Хлоридіндегі гидроний иондарының динамикасына атомдық түсініктер және отын ұяшықтарын қолдану үшін декан қышқылы негізіндегі терең эвтектикалық еріткіш

Abstract

Proton-exchange membrane fuel cells require high-strength, inexpensive, and environmentally friendly proton-permeable media. However, traditional proton-conducting electrolytes face problems such as limited thermal stability and reduced proton mobility in anhydrous or low-humidity environment. In this study, we consider deep eutectic solvents based on choline chloride and decanoic acid as a potential alternative medium for the transport of hydroxonium ions.

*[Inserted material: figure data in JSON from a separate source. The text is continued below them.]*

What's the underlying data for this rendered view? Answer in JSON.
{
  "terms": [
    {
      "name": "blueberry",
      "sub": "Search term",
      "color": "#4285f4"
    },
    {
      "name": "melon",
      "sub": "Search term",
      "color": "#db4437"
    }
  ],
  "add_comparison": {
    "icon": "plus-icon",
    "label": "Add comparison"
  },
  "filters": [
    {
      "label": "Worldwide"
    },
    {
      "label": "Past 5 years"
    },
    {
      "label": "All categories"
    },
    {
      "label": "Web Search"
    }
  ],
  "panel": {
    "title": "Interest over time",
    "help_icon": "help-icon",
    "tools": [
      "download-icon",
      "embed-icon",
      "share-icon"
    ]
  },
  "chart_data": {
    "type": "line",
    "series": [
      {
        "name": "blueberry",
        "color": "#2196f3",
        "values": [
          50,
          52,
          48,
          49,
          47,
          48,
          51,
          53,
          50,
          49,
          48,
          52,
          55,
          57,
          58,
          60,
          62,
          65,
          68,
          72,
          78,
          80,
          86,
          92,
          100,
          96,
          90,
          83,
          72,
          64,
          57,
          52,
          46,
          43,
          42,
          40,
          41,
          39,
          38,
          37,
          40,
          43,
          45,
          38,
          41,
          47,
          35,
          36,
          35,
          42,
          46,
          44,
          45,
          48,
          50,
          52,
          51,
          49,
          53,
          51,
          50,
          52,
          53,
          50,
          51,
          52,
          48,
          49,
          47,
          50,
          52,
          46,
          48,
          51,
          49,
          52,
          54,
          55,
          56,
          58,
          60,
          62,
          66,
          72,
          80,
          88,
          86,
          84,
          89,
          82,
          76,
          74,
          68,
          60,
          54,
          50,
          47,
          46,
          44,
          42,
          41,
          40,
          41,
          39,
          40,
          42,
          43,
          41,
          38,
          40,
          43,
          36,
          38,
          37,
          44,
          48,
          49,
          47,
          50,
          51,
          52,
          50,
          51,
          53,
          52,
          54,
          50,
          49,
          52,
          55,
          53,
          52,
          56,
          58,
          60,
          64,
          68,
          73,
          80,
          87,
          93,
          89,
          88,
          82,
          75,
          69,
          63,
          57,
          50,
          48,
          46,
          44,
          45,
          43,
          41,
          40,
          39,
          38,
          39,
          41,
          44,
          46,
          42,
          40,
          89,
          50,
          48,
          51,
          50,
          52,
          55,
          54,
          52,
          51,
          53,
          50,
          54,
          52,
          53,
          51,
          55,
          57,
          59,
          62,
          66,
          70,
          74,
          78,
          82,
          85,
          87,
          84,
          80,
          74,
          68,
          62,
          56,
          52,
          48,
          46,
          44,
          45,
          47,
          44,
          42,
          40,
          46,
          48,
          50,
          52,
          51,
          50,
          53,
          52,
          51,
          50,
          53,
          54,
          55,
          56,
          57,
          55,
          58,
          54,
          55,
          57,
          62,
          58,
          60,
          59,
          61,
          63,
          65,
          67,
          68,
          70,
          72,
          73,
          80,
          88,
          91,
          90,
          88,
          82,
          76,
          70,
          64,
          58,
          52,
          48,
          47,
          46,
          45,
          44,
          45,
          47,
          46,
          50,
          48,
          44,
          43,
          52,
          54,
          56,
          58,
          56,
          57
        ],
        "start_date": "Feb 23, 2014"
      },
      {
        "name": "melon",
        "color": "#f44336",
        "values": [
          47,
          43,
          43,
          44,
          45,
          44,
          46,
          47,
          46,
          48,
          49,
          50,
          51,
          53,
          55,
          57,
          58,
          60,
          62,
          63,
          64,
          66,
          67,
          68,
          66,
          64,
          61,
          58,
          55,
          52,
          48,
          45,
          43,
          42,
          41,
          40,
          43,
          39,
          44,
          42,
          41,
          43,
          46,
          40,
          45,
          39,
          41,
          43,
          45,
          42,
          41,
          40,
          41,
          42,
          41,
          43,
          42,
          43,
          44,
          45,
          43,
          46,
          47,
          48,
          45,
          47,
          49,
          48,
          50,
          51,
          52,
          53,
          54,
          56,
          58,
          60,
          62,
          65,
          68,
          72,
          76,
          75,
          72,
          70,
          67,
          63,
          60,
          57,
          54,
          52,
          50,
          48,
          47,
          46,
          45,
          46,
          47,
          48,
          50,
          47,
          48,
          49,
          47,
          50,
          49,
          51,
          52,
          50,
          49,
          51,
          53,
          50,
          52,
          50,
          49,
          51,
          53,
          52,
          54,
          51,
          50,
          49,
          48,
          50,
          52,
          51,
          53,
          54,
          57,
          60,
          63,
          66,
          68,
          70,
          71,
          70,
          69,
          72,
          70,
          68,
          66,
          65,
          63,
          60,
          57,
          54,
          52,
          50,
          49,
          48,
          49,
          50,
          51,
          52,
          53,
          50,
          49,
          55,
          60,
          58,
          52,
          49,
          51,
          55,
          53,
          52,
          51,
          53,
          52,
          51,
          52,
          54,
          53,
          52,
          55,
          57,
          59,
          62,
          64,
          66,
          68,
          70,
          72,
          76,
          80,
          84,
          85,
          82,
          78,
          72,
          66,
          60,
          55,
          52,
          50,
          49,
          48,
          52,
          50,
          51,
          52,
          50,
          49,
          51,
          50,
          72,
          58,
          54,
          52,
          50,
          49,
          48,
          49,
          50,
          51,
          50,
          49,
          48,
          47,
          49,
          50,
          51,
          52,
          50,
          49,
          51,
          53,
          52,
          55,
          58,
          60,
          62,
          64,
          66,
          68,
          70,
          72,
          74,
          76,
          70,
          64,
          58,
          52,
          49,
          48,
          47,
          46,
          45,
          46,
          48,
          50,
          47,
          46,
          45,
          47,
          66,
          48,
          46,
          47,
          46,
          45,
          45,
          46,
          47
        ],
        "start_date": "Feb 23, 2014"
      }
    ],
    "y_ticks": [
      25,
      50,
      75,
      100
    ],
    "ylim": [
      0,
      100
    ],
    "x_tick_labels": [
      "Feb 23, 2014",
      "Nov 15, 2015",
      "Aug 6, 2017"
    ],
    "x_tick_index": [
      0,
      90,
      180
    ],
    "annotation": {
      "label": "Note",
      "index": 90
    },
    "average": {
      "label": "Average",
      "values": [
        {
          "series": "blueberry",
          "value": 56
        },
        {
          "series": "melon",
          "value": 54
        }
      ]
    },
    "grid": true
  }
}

Calculations of the density functional theory with dispersion correction were used to optimize the structures of deep eutectic solvents without and in the presence of hydroxonium ion, providing accurate information about their structural and electronic properties. The optimized geometry shows a network of hydrogen bonds between choline chloride and decanoic acid, which are further regulated by the fusion of the hydroxonium ion. Molecular electrostatic potential mapping identifies regions that effectively bind protons, while boundary molecular orbital investigation reveals changes in electron distribution and stability caused by the interaction of hydroxonium ions. The results show that the matrix of choline chloride and decanoic acid can stabilize hydroxonium ions due to strong hydrogen bonding and improve proton transport. This work provides knowledge about the interactions of solvent and hydroxonium at the atomic level, lays the foundation for the rational design of electrolytes based on special deep eutectic solvents for the use of fuel cells, and directs future research towards experimental verification and integration into proton-exchange membrane systems of fuel cells.